Ленинград стал как бы поворачиваться к новой границе спиной. Не случайно проведенное ему в пару переименование Царицына в Сталинград, проведенное в 1925 году. Строилось новое «закрытое царство», и ось «Ленинград-Москва-Сталинград» составила его становой хребет. Финляндцы не были склонны к переименованию городов – разве что в соответствии с официальным курсом на двуязычие, каждому шведскому имени города было подыскано финское. К примеру, Гельсингфорс стал Хельсинки, а Таммерфорс – Тампере. Однако им тоже нужно было строить новый патриотизм.
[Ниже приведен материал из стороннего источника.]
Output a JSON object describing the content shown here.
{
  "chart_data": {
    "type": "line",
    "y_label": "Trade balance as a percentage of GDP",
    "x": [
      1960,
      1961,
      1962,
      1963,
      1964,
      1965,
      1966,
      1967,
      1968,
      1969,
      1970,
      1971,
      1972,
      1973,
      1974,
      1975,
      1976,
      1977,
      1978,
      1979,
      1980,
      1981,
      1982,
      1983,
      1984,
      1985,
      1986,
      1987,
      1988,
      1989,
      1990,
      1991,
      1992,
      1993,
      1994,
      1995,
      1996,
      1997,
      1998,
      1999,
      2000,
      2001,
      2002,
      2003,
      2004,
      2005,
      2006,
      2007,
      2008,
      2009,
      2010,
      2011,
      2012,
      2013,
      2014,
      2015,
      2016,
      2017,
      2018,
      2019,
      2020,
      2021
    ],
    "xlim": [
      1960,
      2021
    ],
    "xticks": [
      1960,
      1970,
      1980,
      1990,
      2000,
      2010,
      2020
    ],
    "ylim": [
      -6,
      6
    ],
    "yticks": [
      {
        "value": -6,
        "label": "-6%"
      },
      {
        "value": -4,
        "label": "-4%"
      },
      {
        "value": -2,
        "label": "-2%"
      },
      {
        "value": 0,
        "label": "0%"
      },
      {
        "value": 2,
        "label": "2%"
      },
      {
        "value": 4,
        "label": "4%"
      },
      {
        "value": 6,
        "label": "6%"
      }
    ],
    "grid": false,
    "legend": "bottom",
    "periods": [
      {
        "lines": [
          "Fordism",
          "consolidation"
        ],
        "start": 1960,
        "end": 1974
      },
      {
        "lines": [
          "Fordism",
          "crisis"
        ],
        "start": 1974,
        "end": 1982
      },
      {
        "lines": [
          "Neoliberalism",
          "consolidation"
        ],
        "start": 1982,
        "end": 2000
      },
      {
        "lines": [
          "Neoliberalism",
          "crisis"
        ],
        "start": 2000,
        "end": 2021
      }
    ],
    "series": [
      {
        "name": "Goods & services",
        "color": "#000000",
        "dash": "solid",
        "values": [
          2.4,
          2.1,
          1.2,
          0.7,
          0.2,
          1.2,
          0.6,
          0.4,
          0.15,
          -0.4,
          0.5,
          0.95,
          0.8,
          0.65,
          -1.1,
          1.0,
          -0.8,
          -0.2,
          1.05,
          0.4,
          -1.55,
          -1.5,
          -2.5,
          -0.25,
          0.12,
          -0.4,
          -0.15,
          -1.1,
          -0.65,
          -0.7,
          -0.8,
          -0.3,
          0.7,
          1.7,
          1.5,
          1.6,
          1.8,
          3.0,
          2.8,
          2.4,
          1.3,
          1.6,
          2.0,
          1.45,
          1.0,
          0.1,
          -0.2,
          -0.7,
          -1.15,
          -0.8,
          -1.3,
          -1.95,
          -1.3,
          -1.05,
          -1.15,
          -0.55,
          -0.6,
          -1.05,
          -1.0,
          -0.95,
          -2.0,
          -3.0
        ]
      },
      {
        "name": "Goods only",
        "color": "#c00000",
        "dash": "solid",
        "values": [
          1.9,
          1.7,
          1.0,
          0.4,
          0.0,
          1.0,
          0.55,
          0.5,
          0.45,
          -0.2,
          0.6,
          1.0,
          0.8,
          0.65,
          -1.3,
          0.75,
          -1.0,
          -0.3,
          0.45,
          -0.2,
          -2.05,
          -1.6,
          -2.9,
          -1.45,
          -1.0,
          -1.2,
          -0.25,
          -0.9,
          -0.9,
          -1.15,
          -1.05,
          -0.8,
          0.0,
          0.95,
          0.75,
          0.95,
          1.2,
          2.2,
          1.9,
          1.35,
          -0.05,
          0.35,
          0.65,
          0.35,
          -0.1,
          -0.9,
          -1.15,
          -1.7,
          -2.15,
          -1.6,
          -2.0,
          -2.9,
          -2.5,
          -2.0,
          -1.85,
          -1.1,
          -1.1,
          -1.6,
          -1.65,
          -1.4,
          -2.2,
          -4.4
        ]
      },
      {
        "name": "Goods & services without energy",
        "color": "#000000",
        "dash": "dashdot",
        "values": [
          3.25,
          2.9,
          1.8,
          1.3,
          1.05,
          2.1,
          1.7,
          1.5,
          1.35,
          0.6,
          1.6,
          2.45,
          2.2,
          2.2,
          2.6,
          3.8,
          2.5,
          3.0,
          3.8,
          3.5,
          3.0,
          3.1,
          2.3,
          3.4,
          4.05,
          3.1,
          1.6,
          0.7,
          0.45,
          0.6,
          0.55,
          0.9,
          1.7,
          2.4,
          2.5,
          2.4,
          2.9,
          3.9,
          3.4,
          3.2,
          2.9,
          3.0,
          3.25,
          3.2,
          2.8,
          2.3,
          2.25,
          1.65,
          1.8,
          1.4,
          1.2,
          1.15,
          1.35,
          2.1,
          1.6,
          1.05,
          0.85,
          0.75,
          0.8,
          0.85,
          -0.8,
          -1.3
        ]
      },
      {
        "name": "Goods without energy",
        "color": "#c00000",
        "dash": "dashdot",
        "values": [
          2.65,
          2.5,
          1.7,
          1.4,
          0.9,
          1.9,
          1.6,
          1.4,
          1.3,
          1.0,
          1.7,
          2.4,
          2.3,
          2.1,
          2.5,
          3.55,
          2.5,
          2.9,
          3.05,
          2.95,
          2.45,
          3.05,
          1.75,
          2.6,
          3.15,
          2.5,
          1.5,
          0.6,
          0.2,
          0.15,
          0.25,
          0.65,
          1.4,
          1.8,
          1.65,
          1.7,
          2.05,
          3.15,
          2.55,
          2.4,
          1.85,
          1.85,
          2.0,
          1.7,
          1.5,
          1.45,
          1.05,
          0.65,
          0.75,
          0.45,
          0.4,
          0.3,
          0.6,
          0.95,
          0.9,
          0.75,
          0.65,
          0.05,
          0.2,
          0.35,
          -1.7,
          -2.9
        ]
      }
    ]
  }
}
Ясно было, что в складывающихся обстоятельствах в одиночку не выстоять. Приходилось идти по давно проторенному маленькими нациями пути совмещения лояльности местным властям с чувством принадлежности к более обширной общности. Германская геополитика была в это время на подъеме. Она объясняла войны не волею государей, но борьбой разных рас за жизненное пространство. Основное содержание современной эпохи сводилось тут к противостоянию европейской, в первую очередь германской культуры – и «желтой опасности», кравшейся с Востока (сюда же включался и большевизм). Немного поколебавшись, правящие круги Финляндии склонились к этой идеологии. Колебания были связаны с неприятными воспоминаниями о гражданской войне. В красногвардейцы шли преимущественно низы общества, а чем ниже стоял человек на сословной лестнице старой Финляндии – тем больше была вероятность, что он говорил по-фински. На этом основании представители «белой кости», воспитанные в старом добром шведско-финляндском духе, природным финнам не доверяли, и даже говаривали иногда о «финско-азиатской угрозе». Каковы бы ни были трения между общинами, но жить приходилось вместе, а природные финны составляли в новом государстве абсолютное большинство.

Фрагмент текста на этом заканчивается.